[llvm] 3262794 - [MCA] Correctly check pipeline availability for partially overlapping resource groups.

Andrea Di Biagio via llvm-commits llvm-commits at lists.llvm.org
Wed Sep 7 04:19:58 PDT 2022


Author: Andrea Di Biagio
Date: 2022-09-07T12:17:59+01:00
New Revision: 3262794804ad23ed4a511669ffc97d128512bc37

URL: https://github.com/llvm/llvm-project/commit/3262794804ad23ed4a511669ffc97d128512bc37
DIFF: https://github.com/llvm/llvm-project/commit/3262794804ad23ed4a511669ffc97d128512bc37.diff

LOG: [MCA] Correctly check pipeline availability for partially overlapping resource groups.

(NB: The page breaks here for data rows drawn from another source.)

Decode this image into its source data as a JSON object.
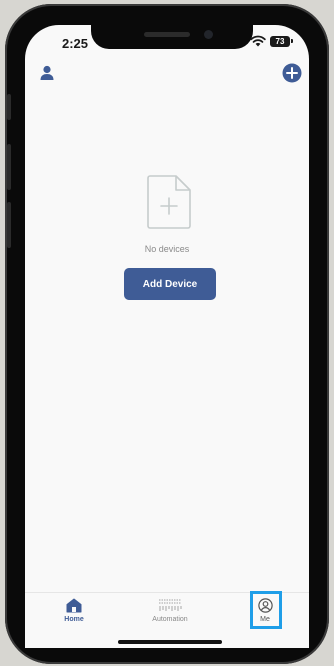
{
  "status_bar": {
    "time": "2:25",
    "battery": "73",
    "icons": [
      "wifi-icon",
      "battery-icon"
    ]
  },
  "header": {
    "left_icon": "user-icon",
    "right_icon": "add-circle-icon"
  },
  "empty_state": {
    "icon": "add-file-icon",
    "message": "No devices",
    "button_label": "Add Device"
  },
  "tab_bar": {
    "tabs": [
      {
        "label": "Home",
        "icon": "home-icon",
        "active": true
      },
      {
        "label": "Automation",
        "icon": "automation-icon",
        "active": false
      },
      {
        "label": "Me",
        "icon": "profile-icon",
        "active": false
      }
    ]
  },
  "colors": {
    "accent": "#3f5c96",
    "highlight": "#1f9ee8",
    "background": "#f9f9f9"
  }
}
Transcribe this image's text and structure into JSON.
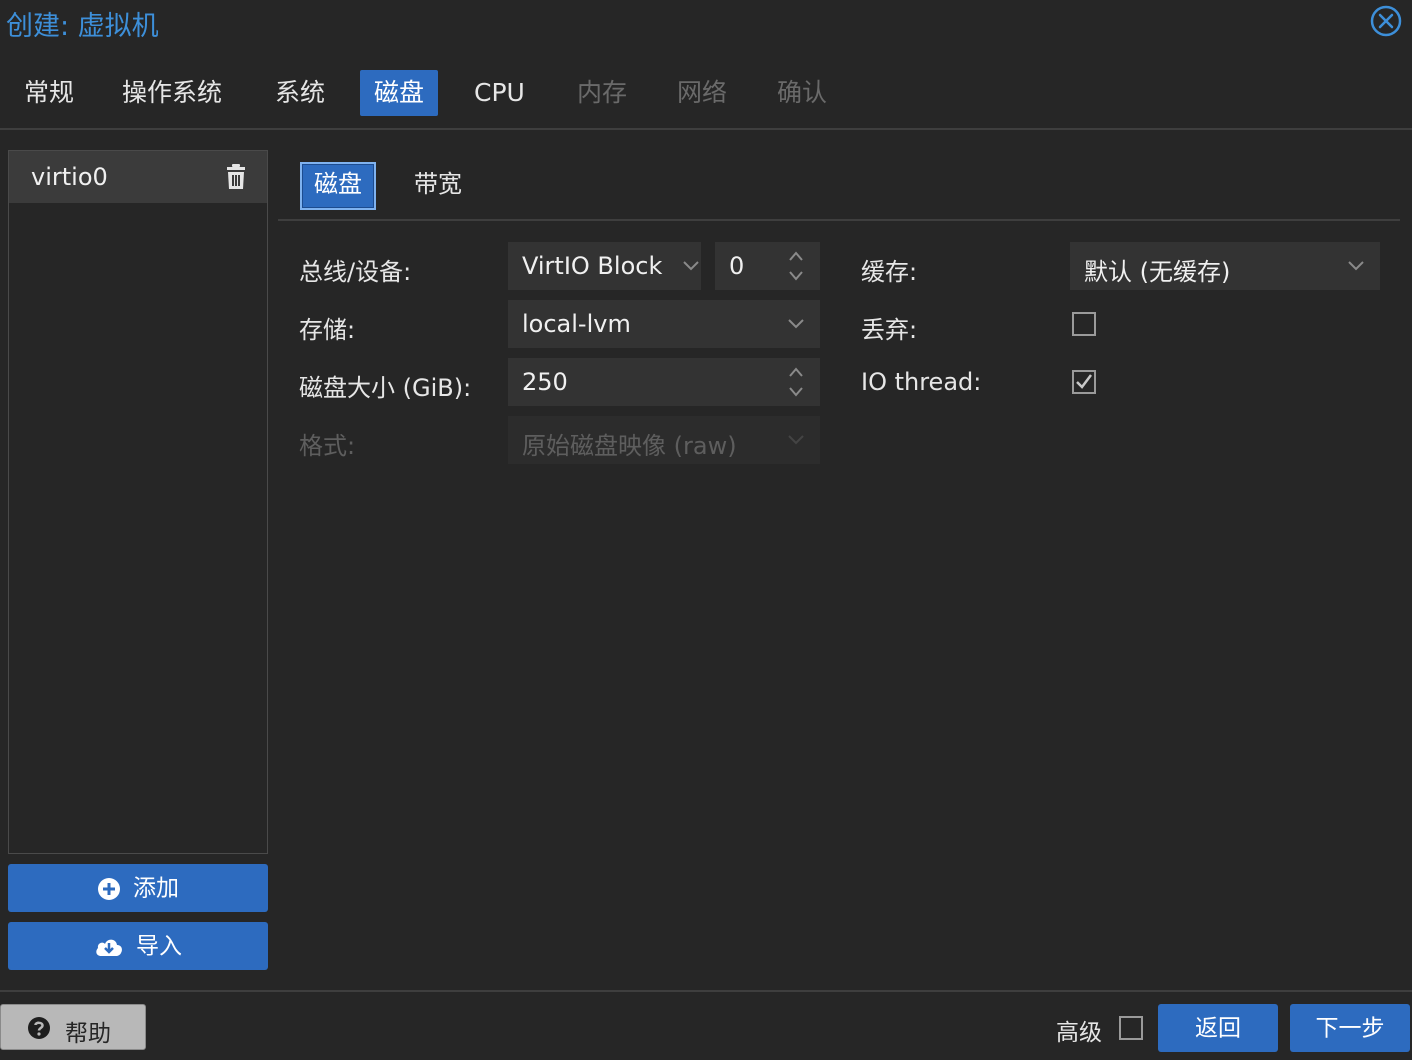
{
  "window": {
    "title": "创建: 虚拟机"
  },
  "wizard_tabs": [
    {
      "label": "常规",
      "state": "normal"
    },
    {
      "label": "操作系统",
      "state": "normal"
    },
    {
      "label": "系统",
      "state": "normal"
    },
    {
      "label": "磁盘",
      "state": "active"
    },
    {
      "label": "CPU",
      "state": "normal"
    },
    {
      "label": "内存",
      "state": "disabled"
    },
    {
      "label": "网络",
      "state": "disabled"
    },
    {
      "label": "确认",
      "state": "disabled"
    }
  ],
  "disk_list": {
    "items": [
      {
        "label": "virtio0",
        "icon": "trash-icon"
      }
    ],
    "add_button": {
      "label": "添加",
      "icon": "plus-circle-icon"
    },
    "import_button": {
      "label": "导入",
      "icon": "cloud-download-icon"
    }
  },
  "sub_tabs": [
    {
      "label": "磁盘",
      "active": true
    },
    {
      "label": "带宽",
      "active": false
    }
  ],
  "form": {
    "bus_device": {
      "label": "总线/设备:",
      "bus": "VirtIO Block",
      "device": "0"
    },
    "storage": {
      "label": "存储:",
      "value": "local-lvm"
    },
    "disk_size": {
      "label": "磁盘大小 (GiB):",
      "value": "250"
    },
    "format": {
      "label": "格式:",
      "value": "原始磁盘映像 (raw)",
      "disabled": true
    },
    "cache": {
      "label": "缓存:",
      "value": "默认 (无缓存)"
    },
    "discard": {
      "label": "丢弃:",
      "checked": false
    },
    "io_thread": {
      "label": "IO thread:",
      "checked": true
    }
  },
  "footer": {
    "help_label": "帮助",
    "advanced_label": "高级",
    "advanced_checked": false,
    "back_label": "返回",
    "next_label": "下一步"
  },
  "colors": {
    "background": "#262626",
    "accent": "#2d6bbf",
    "title": "#3d8fd9",
    "field": "#333333"
  }
}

This patch mostly reverts commit 70b37f4c03c which fixed PR50725.

In case of explicit consumption of multiple partially overlapping group
resources, the ResourceManager was not correctly checking pipeline
esources availability.

The fix for PR50725 only partially addressed a few instances of that issue.
This is a more general (although, technically slower) fix for that same issue.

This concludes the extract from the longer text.